They’d colonized the reservoir around the time Greg moved into his chalet on the shore, seeding and harvesting their gene-tailored water-fruit. Their only concession to the convulsions of the PSP years was to store Greg’s military gear for him, and, very occasionally, provide sanctuary for an activist on the run from the People’s Constables.

“I’ll be back tomorrow,” Greg told Nicole as he climbed into his ancient rowing boat. When the neurohormone hangover had gone, when the memory of Edwards had faded, when he felt human again.

She untied the pannier and tossed it into the boat after him. “Sure, Greg. Take care.”

Back on land he headed for the pub to forget the kill, The Army had taught him how to handle that as well. How to suspend human feelings in combat, to refuse the blame for all the deaths, the pain, suffering, horror.

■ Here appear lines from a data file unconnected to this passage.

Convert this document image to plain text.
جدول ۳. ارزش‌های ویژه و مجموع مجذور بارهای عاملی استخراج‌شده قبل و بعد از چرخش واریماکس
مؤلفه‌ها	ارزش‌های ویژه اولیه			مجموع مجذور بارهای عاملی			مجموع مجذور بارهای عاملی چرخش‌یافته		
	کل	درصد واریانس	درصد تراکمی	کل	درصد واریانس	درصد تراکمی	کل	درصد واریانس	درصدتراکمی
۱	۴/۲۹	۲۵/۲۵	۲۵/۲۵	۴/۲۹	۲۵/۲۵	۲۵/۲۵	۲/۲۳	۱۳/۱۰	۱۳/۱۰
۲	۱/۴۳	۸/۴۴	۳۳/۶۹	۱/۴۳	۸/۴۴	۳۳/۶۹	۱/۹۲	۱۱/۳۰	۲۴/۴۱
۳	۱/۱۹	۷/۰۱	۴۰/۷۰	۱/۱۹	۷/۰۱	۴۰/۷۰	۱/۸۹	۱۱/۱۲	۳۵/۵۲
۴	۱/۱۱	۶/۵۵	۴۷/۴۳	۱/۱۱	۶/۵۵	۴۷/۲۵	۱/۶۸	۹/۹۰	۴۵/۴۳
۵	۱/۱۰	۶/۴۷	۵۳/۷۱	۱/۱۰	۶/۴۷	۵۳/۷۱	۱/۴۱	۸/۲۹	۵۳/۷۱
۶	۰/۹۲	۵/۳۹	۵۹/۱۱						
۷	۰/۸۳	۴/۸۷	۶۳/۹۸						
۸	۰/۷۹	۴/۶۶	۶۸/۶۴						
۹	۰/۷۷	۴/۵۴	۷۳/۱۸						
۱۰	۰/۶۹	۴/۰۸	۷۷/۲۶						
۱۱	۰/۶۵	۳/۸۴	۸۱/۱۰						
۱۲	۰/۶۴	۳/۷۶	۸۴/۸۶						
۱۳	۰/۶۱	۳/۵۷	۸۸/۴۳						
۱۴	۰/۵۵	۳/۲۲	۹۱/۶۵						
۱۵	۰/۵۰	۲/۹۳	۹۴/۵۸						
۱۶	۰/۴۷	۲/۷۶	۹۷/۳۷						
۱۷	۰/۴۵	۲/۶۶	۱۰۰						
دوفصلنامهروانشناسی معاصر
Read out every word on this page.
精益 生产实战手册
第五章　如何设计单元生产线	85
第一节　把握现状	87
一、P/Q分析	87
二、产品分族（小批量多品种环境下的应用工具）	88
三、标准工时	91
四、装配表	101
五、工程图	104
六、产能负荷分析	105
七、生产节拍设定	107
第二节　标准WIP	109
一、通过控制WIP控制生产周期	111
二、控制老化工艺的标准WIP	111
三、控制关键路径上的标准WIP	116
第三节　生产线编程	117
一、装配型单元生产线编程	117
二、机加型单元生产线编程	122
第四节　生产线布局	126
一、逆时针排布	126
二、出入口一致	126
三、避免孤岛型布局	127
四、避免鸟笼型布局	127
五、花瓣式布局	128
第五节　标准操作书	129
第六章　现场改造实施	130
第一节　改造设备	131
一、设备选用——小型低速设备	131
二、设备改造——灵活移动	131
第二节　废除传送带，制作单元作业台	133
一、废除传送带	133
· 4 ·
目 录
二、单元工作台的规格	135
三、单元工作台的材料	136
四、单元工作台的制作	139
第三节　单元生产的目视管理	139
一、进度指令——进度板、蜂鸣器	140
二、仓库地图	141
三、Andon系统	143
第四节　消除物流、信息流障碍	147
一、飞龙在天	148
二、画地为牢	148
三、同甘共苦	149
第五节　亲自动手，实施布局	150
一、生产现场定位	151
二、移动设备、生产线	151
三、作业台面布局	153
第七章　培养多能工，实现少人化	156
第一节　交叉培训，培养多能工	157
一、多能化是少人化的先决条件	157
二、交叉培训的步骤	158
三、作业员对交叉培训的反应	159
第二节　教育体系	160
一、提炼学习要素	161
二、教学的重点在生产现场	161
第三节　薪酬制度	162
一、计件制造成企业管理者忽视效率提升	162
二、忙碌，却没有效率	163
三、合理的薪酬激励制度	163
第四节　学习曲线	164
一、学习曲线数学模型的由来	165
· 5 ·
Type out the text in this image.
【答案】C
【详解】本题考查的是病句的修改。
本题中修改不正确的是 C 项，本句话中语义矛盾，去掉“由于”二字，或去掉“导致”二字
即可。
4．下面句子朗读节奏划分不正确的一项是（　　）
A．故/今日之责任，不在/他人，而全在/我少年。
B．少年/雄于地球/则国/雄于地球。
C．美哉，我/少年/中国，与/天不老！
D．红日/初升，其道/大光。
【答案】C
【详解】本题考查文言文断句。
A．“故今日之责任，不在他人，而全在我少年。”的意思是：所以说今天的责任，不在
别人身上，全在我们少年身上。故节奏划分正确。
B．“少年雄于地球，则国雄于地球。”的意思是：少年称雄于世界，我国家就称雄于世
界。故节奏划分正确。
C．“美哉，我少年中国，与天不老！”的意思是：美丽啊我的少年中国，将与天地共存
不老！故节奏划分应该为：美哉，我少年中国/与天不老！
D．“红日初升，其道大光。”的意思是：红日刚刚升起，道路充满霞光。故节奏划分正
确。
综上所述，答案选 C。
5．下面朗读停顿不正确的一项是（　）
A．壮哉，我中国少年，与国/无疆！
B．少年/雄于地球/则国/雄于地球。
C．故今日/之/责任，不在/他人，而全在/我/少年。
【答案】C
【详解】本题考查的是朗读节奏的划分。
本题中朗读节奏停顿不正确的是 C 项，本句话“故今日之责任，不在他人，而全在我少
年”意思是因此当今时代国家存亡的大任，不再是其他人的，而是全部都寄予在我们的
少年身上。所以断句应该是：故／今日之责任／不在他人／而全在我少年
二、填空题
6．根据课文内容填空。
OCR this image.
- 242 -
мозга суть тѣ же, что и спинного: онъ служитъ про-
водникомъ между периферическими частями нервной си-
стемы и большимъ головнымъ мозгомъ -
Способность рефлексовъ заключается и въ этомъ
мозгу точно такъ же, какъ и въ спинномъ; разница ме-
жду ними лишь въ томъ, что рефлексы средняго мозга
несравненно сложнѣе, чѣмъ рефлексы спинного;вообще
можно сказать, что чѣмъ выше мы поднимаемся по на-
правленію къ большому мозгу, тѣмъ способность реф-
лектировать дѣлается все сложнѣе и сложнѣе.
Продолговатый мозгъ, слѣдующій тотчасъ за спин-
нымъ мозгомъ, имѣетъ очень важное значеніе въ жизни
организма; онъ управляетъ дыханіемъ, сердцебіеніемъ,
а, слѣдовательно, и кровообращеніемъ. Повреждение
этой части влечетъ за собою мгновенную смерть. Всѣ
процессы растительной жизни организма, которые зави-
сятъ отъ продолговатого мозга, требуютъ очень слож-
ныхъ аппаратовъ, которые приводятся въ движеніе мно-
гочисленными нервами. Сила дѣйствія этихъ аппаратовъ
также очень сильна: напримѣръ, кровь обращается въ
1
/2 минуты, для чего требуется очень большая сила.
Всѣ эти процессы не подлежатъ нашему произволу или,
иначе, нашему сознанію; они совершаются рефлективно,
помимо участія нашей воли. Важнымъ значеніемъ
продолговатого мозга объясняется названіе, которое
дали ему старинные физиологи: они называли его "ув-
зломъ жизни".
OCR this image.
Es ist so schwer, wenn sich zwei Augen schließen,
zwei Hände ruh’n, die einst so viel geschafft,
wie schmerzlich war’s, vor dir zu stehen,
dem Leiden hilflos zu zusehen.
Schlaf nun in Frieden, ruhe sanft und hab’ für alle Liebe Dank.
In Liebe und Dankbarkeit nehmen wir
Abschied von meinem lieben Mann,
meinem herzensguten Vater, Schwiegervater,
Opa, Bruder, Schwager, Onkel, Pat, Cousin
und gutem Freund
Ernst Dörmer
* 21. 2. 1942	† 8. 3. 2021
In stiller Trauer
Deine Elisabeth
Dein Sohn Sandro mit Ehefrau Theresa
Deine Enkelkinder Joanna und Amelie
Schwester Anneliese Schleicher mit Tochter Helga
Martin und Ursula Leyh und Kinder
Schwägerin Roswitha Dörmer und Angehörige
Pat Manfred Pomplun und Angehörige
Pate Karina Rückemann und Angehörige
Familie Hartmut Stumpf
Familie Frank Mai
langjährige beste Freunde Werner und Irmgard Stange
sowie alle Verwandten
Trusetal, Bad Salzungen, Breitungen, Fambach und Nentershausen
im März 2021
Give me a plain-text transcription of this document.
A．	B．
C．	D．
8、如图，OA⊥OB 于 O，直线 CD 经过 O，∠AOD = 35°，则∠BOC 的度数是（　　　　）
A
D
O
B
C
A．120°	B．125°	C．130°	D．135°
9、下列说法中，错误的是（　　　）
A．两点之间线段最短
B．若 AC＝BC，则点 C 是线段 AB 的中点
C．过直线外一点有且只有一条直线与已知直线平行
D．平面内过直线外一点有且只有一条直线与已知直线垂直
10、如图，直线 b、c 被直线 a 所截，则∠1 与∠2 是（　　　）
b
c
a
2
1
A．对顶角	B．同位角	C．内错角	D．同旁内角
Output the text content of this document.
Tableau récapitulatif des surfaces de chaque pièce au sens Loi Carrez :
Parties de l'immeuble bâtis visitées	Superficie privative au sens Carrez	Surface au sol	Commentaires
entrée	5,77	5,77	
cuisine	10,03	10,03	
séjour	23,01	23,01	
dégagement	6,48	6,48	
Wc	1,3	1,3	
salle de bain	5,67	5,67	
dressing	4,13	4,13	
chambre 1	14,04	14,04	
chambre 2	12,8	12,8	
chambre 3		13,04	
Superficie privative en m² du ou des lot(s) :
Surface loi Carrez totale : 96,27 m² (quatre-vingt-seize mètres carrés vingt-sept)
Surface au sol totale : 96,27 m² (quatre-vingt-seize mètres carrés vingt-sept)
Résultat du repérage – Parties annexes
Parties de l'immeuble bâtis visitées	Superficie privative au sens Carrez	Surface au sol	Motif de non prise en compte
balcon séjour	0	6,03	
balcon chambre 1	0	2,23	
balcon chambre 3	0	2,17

Greg had never woken screaming like others in the regiment had.

He knew what he needed, the release which came from drink and women, gluttoning out, sluicing away the memory of Edwards in a wash of basement-level normality.

He had a good feeling as he walked into the Wheatsheaf at Edith Weston; esper intuition or old-fashioned instinct, it didn’t matter which, the result was the same. Static-charged anticipation. He opened the taproom door grinning.

The Wheatsheaf’s landlord, Angus, had come up trumps; his new barmaid was a tall, strapping lass, twenty years old with a heart-shaped face, wearing her thick red hair combed back from her forehead. She was dressed in a long navy-blue skirt and purple cap-sleeve T-shirt. A deep scoop neck showed off the heavily freckled slope of her large breasts to perfection.

Eleanor Broady. Greg stored the name as she pulled him a pint of Ruddles County, topping it with a shot of Angus’s home-made whisky. It lasted longer that way, he couldn’t afford to knock back pints all night.

Greg sat back and admired her in the guttering light of the oil lamps.